Another thing we could do is use the username from the failed login attempt (usually there are some failed login attempts before password reset). I'm not sure about the privacy aspects though; we would have to preserve the last username in the login page HTML (form history does that too, but that's obvious and easy to disable on either server or client side).

Change 478394 had a related patch set uploaded (by Gergő Tisza; owner: Gergő Tisza):
[mediawiki/core@master] Rely on browser autocomplete for Special:PasswordReset

https://gerrit.wikimedia.org/r/478394

Change 478395 had a related patch set uploaded (by Gergő Tisza; owner: Gergő Tisza):
[mediawiki/core@master] Use username from last successful login in Special:PasswordReset

https://gerrit.wikimedia.org/r/478395

If we're looking to abandon https://gerrit.wikimedia.org/r/475798/, my vote would be to instead go with https://gerrit.wikimedia.org/r/478395/, as it does a good job of balancing both security and usability IMO.

If we're looking to abandon https://gerrit.wikimedia.org/r/475798/, my vote would be to instead go with https://gerrit.wikimedia.org/r/478395/, as it does a good job of balancing both security and usability IMO.

Anecdotally, We have seen a lot fewer unsolicted forwarded password reset emails in the past...month? https://gerrit.wikimedia.org/r/c/mediawiki/core/+/478395 seems like a sensible compromise to me here, and we can revisit if it's warranted.

Change 475798 abandoned by SBassett:
Revert Special:PasswordReset: Make the user field a user lookahead field

Reason:
Preferred alternatives: I4ae492230 and my revert at Ic3cf69181

https://gerrit.wikimedia.org/r/475798

Seems like consensus is that https://gerrit.wikimedia.org/r/c/mediawiki/core/+/478395 is the sanest outcome here. @Tgr anything blocking?

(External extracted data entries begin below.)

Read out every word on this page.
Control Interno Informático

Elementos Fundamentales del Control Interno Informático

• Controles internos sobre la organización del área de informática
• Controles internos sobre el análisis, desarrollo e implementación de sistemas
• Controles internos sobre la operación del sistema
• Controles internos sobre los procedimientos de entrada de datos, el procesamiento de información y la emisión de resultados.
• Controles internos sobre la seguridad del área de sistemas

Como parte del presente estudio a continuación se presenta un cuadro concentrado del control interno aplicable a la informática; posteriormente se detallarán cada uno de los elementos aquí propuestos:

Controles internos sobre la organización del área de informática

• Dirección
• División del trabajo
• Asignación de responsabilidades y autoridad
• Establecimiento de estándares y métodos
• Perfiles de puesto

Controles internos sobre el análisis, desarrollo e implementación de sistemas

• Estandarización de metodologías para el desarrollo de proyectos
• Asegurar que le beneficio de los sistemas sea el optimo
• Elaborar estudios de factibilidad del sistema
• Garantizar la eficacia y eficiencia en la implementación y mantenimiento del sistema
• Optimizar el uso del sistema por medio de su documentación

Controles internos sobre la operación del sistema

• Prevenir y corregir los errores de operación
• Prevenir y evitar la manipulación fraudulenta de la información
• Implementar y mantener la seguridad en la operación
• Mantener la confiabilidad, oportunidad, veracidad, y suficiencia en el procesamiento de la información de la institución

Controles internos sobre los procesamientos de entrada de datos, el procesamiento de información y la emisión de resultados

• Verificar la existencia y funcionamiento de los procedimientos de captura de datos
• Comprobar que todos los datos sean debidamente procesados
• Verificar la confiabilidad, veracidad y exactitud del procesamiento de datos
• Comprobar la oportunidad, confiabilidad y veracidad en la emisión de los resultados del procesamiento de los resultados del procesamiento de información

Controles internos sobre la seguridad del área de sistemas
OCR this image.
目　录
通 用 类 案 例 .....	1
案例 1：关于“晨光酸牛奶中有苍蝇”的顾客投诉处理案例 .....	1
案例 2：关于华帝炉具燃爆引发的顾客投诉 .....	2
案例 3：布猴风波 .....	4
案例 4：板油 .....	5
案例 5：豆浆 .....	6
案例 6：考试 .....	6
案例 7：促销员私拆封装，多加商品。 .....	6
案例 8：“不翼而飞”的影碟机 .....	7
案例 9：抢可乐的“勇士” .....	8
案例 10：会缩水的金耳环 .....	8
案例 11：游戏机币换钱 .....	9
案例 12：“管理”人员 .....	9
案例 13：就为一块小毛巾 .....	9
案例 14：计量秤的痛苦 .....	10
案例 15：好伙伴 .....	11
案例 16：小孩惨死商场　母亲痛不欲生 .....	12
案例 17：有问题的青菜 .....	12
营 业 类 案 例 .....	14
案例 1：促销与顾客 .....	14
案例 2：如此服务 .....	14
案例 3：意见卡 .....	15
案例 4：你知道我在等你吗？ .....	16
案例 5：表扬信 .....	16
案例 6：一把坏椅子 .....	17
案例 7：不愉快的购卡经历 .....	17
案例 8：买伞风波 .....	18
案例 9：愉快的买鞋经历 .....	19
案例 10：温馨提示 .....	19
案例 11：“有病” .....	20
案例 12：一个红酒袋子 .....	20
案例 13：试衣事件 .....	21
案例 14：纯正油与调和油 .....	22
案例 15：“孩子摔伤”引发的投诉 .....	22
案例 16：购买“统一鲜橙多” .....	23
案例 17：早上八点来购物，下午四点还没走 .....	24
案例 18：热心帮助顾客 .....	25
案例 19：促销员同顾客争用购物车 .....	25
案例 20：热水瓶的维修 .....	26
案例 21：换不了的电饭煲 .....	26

No, someone just has to merge it.

Change 478395 merged by jenkins-bot:
[mediawiki/core@master] Use username from last successful login in Special:PasswordReset

https://gerrit.wikimedia.org/r/478395

Change 478394 abandoned by Gergő Tisza:
Rely on browser autocomplete for Special:PasswordReset

Reason:
Done in a different way in I248092b14.

https://gerrit.wikimedia.org/r/478394

Tgr claimed this task.

Replaced with username of last logged-in user (which we store in a cookie for the login page). Opened T211948: Login page form history might leak sensitive information about previous users for more general discussion of login page username privacy.